The bill is silent on the Minimum Support Price (MSP). The small and medium scale farmers will be severely affected once their right to bargain with the traders.
Before this, farmers were guaranteed MSP in the state registered mandies and they have some form of secure payments.
This provision directly affects the Public Distribution System (PDS) scheme because of the entry of private players. The might even stop purchasing ration for the distribution under this system.
More than 800 million people depend on the ration from the PDS.
There is pilot testing of cash transfers that failed but they would try to push through the neck of the hapless and voiceless poor.
The Farmers’ (Empowerment and Protection) Agreement on Price Assurance and Farm Services Act, 2020, clearly encourages contract farming.
Although seemingly harmless, the terms for pricing farm produce and process of price determination is not mentioned in the agreement.
The bill says that the quality parameters can be mutually decided by the two parties in the agreement.
It will deeply hurt small and marginal farmers who are not in position to put their demands to the second party.
Since prices are subjected to variation, a guaranteed price for the produce and a clear reference for any additional amount above the guaranteed price, including bonus or premium, must be specified in the agreement.
But the quality aspect will become crucial when a few corporates will try to usher in uniformity which might adversely impact the already skewed agro-ecological diversity in the country.
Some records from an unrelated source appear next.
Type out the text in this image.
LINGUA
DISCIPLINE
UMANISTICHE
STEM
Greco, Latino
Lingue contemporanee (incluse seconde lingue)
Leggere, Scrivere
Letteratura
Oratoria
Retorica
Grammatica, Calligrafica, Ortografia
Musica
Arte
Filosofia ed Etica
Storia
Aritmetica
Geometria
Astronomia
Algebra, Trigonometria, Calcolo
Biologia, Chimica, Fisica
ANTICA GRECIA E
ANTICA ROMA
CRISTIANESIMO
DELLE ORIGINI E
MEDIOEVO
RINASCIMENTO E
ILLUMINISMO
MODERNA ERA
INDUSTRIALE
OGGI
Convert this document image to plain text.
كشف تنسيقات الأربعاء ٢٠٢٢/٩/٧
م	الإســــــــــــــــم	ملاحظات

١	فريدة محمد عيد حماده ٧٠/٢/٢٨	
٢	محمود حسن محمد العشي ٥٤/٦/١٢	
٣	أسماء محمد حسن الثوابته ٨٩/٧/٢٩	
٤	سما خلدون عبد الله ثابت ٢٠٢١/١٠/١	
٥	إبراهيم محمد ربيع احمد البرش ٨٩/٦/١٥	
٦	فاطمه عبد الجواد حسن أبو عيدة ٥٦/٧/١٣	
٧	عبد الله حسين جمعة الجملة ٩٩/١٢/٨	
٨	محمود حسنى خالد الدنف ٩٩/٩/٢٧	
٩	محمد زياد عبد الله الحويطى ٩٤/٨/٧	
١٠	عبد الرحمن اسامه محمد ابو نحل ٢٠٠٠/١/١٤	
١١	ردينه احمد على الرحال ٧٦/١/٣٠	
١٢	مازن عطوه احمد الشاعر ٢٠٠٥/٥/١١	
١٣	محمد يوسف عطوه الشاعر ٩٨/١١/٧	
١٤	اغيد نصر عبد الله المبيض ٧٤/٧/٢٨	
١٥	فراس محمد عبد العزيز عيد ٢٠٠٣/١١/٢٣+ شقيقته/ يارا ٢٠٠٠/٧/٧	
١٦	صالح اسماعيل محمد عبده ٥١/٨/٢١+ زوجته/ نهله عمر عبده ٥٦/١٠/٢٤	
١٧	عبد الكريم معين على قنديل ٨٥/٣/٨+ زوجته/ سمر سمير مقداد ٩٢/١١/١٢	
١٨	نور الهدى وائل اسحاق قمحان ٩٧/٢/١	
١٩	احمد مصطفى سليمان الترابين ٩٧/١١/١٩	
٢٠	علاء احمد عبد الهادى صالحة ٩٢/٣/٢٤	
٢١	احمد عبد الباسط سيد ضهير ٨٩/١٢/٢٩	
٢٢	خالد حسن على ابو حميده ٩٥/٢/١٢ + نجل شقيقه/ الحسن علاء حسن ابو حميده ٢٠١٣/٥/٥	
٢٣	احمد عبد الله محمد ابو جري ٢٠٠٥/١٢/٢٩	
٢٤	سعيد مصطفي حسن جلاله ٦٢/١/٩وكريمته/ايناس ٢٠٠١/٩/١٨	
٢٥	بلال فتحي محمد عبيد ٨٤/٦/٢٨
The Essential Commodities (Amendment) Act, 2020, limits the possibility of government intervention.
It allows only the government to impose stock limit on agricultural produce based on price conditions only — 100 percent increase in case of Horticulture produce and 50 percent in case of Non-Perishable Agriculture Food Stuff.
The Act empowers the central government to add or remove a commodity in the essential commodities schedule. Only by declaring a commodity as essential, can the government control the production, supply, and distribution of that commodity, and impose a stock limit. However, the conditions may vary across states.
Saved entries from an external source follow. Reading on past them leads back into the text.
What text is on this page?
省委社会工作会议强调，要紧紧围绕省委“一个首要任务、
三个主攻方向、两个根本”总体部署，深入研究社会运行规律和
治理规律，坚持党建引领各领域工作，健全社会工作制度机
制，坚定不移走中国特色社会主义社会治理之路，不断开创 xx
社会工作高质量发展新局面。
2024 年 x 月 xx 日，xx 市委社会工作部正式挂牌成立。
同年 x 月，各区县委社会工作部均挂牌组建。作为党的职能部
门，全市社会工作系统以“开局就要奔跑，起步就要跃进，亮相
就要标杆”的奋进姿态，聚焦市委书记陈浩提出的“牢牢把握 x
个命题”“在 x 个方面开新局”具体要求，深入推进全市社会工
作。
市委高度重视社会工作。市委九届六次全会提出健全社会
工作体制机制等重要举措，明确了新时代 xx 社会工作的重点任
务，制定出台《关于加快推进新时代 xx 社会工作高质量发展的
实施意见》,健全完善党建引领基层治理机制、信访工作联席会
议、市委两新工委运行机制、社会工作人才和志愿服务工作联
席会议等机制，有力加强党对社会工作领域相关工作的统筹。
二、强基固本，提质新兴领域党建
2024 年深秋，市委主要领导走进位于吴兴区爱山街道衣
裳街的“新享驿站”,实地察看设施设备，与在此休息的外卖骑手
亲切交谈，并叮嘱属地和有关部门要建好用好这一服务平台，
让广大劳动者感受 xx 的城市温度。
The central government will do so, if it is convinced such a step is necessary in the public interest. This will lead to a sharp rise in rural poverty because of the population’s dependence on public distribution system.
Foodstuffs like pulses, onions and edible oil are part of a common man’s daily essential commodities.
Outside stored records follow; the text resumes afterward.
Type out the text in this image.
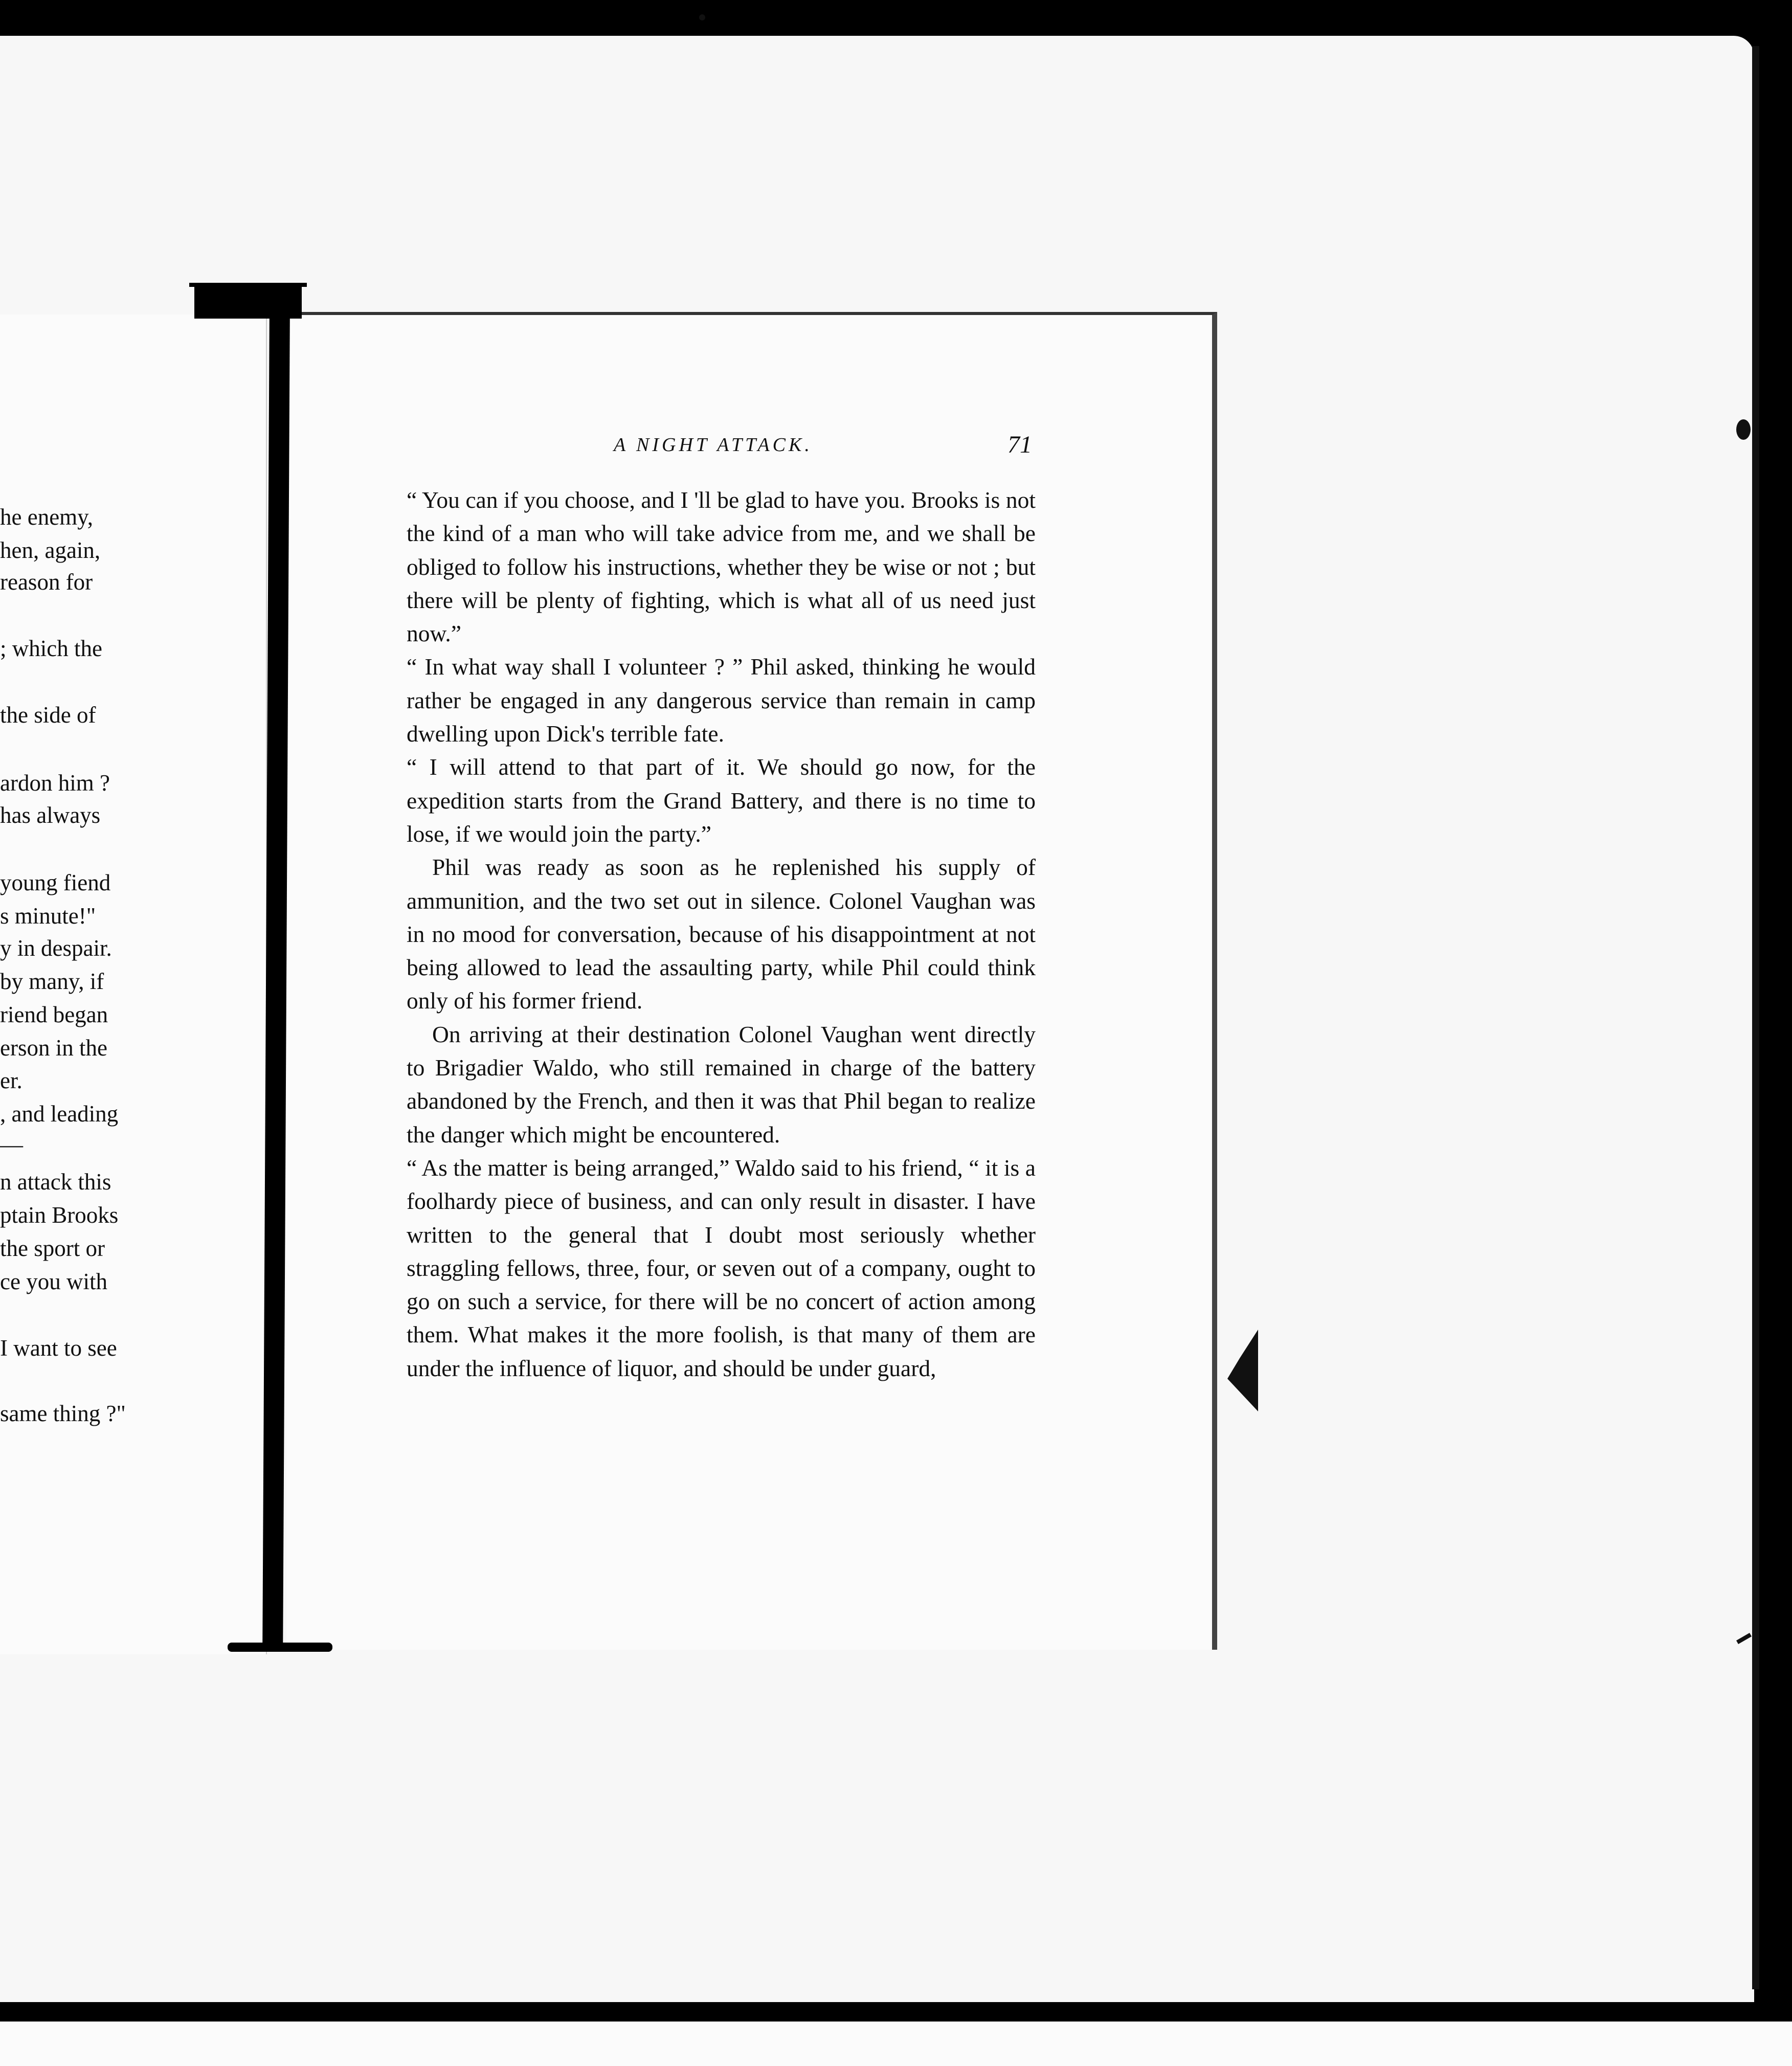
he enemy,
hen, again,
reason for
; which the
the side of
ardon him ?
has always
young fiend
s minute!"
y in despair.
by many, if
riend began
erson in the
er.
, and leading
—
n attack this
ptain Brooks
the sport or
ce you with
I want to see
same thing ?"
A NIGHT ATTACK.	71

“ You can if you choose, and I 'll be glad to have you. Brooks is not the kind of a man who will take advice from me, and we shall be obliged to follow his instructions, whether they be wise or not ; but there will be plenty of fighting, which is what all of us need just now.”

“ In what way shall I volunteer ? ” Phil asked, thinking he would rather be engaged in any dangerous service than remain in camp dwelling upon Dick's terrible fate.

“ I will attend to that part of it. We should go now, for the expedition starts from the Grand Battery, and there is no time to lose, if we would join the party.”

Phil was ready as soon as he replenished his supply of ammunition, and the two set out in silence. Colonel Vaughan was in no mood for conversation, because of his disappointment at not being allowed to lead the assaulting party, while Phil could think only of his former friend.

On arriving at their destination Colonel Vaughan went directly to Brigadier Waldo, who still remained in charge of the battery abandoned by the French, and then it was that Phil began to realize the danger which might be encountered.

“ As the matter is being arranged,” Waldo said to his friend, “ it is a foolhardy piece of business, and can only result in disaster. I have written to the general that I doubt most seriously whether straggling fellows, three, four, or seven out of a company, ought to go on such a service, for there will be no concert of action among them. What makes it the more foolish, is that many of them are under the influence of liquor, and should be under guard,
By not regulating the supply of such food items will lead to hoarding and subsequent price fluctuations.
The bill provides no upper limit for stocks. This would help directly corporates like Ambani who now owns Bigbasket, which makes bread, to purchase huge stocks of agri produce and take over the food markets.
When needed the company can export the food produce for their financial gains instead of feeding the countrymen.
There are suspicions that our small farmers will stand to lose even the small stretch of land they own as production for the company’s demand may not be viable.
There is a possibility of big agro-industry and agro-business funded by corporations, who may not even need such a huge stretch of land for a multi-crop produce of high breed varieties.
There is a growing fear of strong push for genetically modified food entering through agro-industry.
The corporate will decide what you and I will eat next and how we eat.
It is shocking that in times of Covid-19 pandemic when the rights of citizens, children, women, farmers and workers should be protected even more, the Union Government has enacted such disturbing legislations.
It may take time for my teacher friend to realize the seriousness of the matter. But he will realize one day soon that getting food on his dining table is not that easy as he thought with all the money he possesses.
(Jesuit Father Irudhaya Jothi is a food activist working at the grassroots in West Bengal state.)